In fact, you can run almost any npm command at the bundle. To see what’s inside, you can do npm bundle ls. To remove something, do npm bundle rm thing. And, of course, you can install multiple versions and activate the one you want.

12: Change the very laws of mathematics itself!!

There are 13 things in this list of 10 things.

npm IS JUST THAT AWESOME.

13: Always be lowercase

If you see npm referred to as “NPM” anywhere except right there in this sentence, then you know that I didn’t write it. “NPM” is the National Association of Pastoral Musicians. If you need some church music, use NPM. If you want node packages installed, then you need npm.

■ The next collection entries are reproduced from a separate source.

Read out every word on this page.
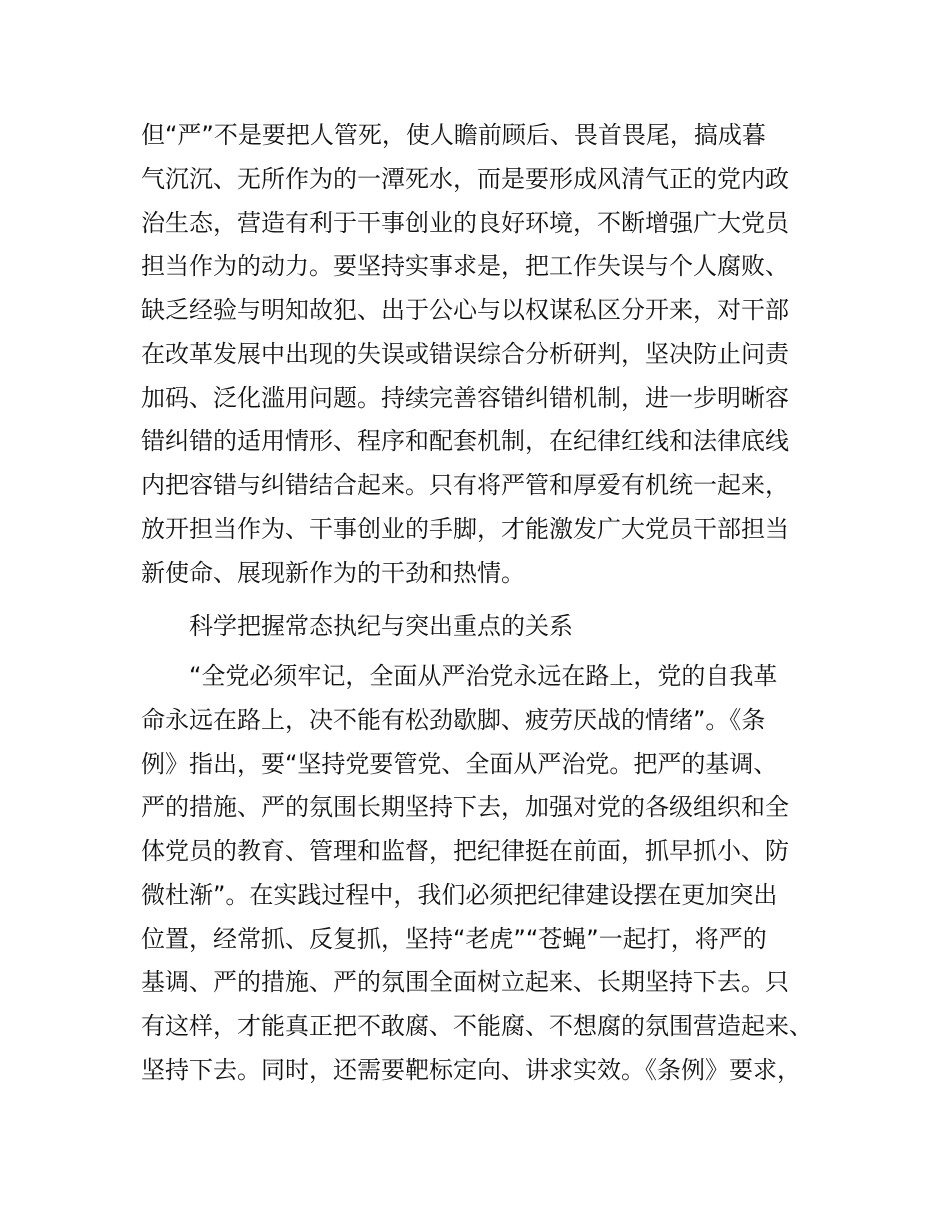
但“严”不是要把人管死，使人瞻前顾后、畏首畏尾，搞成暮
气沉沉、无所作为的一潭死水，而是要形成风清气正的党内政
治生态，营造有利于干事创业的良好环境，不断增强广大党员
担当作为的动力。要坚持实事求是，把工作失误与个人腐败、
缺乏经验与明知故犯、出于公心与以权谋私区分开来，对干部
在改革发展中出现的失误或错误综合分析研判，坚决防止问责
加码、泛化滥用问题。持续完善容错纠错机制，进一步明晰容
错纠错的适用情形、程序和配套机制，在纪律红线和法律底线
内把容错与纠错结合起来。只有将严管和厚爱有机统一起来，
放开担当作为、干事创业的手脚，才能激发广大党员干部担当
新使命、展现新作为的干劲和热情。
科学把握常态执纪与突出重点的关系
“全党必须牢记，全面从严治党永远在路上，党的自我革
命永远在路上，决不能有松劲歇脚、疲劳厌战的情绪”。《条
例》指出，要“坚持党要管党、全面从严治党。把严的基调、
严的措施、严的氛围长期坚持下去，加强对党的各级组织和全
体党员的教育、管理和监督，把纪律挺在前面，抓早抓小、防
微杜渐”。在实践过程中，我们必须把纪律建设摆在更加突出
位置，经常抓、反复抓，坚持“老虎”“苍蝇”一起打，将严的
基调、严的措施、严的氛围全面树立起来、长期坚持下去。只
有这样，才能真正把不敢腐、不能腐、不想腐的氛围营造起来、
坚持下去。同时，还需要靶标定向、讲求实效。《条例》要求，
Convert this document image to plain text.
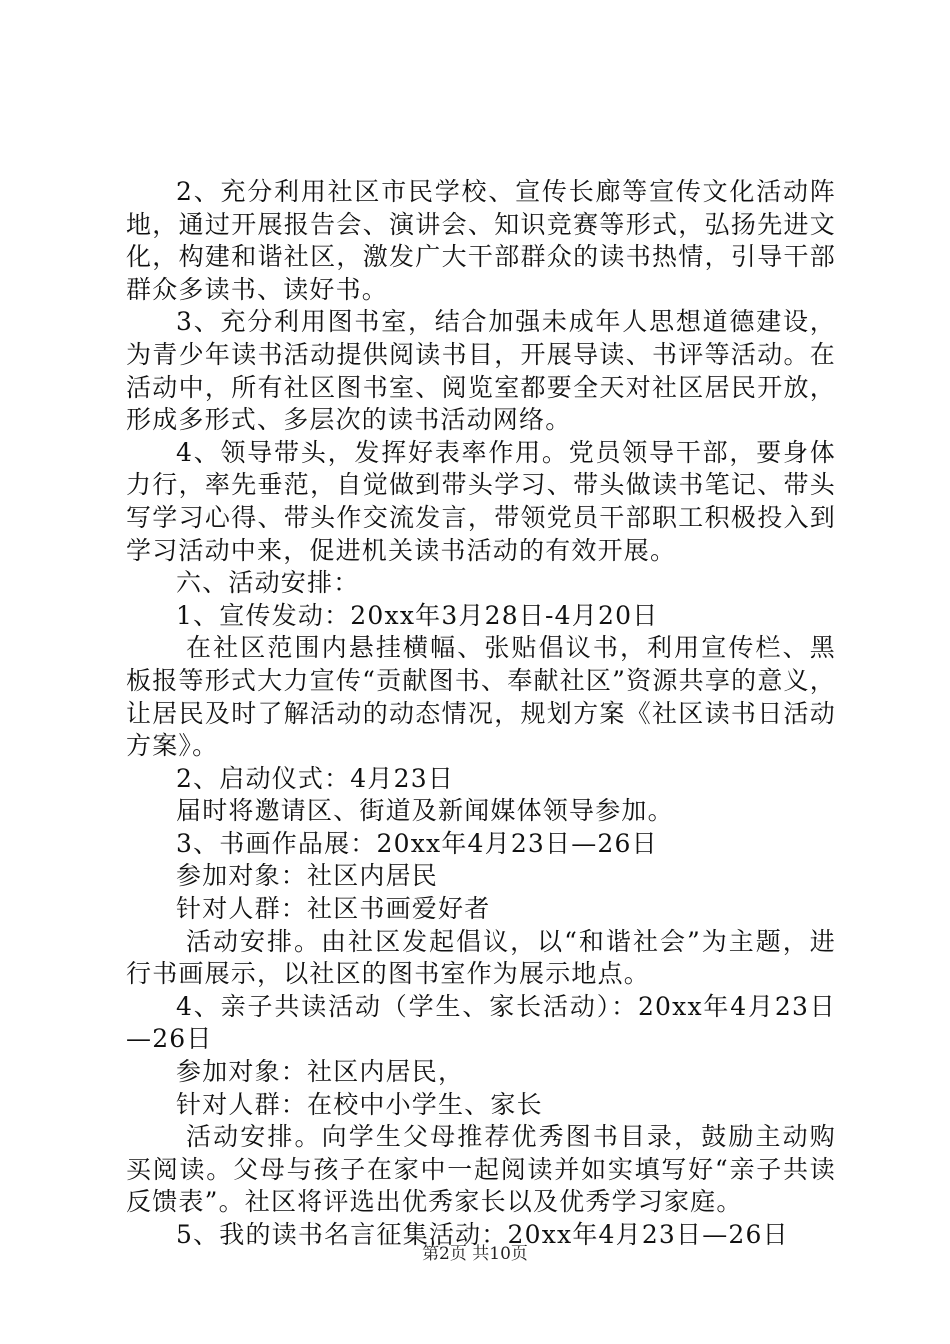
2、充分利用社区市民学校、宣传长廊等宣传文化活动阵地，通过开展报告会、演讲会、知识竞赛等形式，弘扬先进文化，构建和谐社区，激发广大干部群众的读书热情，引导干部群众多读书、读好书。

3、充分利用图书室，结合加强未成年人思想道德建设，为青少年读书活动提供阅读书目，开展导读、书评等活动。在活动中，所有社区图书室、阅览室都要全天对社区居民开放，形成多形式、多层次的读书活动网络。

4、领导带头，发挥好表率作用。党员领导干部，要身体力行，率先垂范，自觉做到带头学习、带头做读书笔记、带头写学习心得、带头作交流发言，带领党员干部职工积极投入到学习活动中来，促进机关读书活动的有效开展。

六、活动安排：

1、宣传发动：20xx年3月28日-4月20日

在社区范围内悬挂横幅、张贴倡议书，利用宣传栏、黑板报等形式大力宣传“贡献图书、奉献社区”资源共享的意义，让居民及时了解活动的动态情况，规划方案《社区读书日活动方案》。

2、启动仪式：4月23日

届时将邀请区、街道及新闻媒体领导参加。

3、书画作品展：20xx年4月23日—26日

参加对象：社区内居民

针对人群：社区书画爱好者

活动安排。由社区发起倡议，以“和谐社会”为主题，进行书画展示，以社区的图书室作为展示地点。

4、亲子共读活动（学生、家长活动）：20xx年4月23日—26日

参加对象：社区内居民，

针对人群：在校中小学生、家长

活动安排。向学生父母推荐优秀图书目录，鼓励主动购买阅读。父母与孩子在家中一起阅读并如实填写好“亲子共读反馈表”。社区将评选出优秀家长以及优秀学习家庭。

5、我的读书名言征集活动：20xx年4月23日—26日

第2页 共10页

Other things that didn’t make this list because they were too common or not awesome enough

  1. Cache registry requests using etags.
  2. Run arbitrary scripts to start, stop, restart, and test packages.
  3. Set deprecation messages to keep people from using old versions of your stuff.
  4. compile node addons automatically if it sees a wscript file.
  5. rebuild packages in a single command so that you can easily keep up with node ABI changes. npm rebuild
  6. Manage owners of a project with the npm owner command.
  7. Edit package contents. See npm edit. (When used as npm bundle edit it’s especially handy.)
  8. Be used as a library in node programs. (Check the readme for a quick how-to, or cli.js for an example of using npm programmatically.)

Happy Thanksgiving, Americans. And non-Americans, Happy Random Thursday When All Your American Friends Are Not Online Much!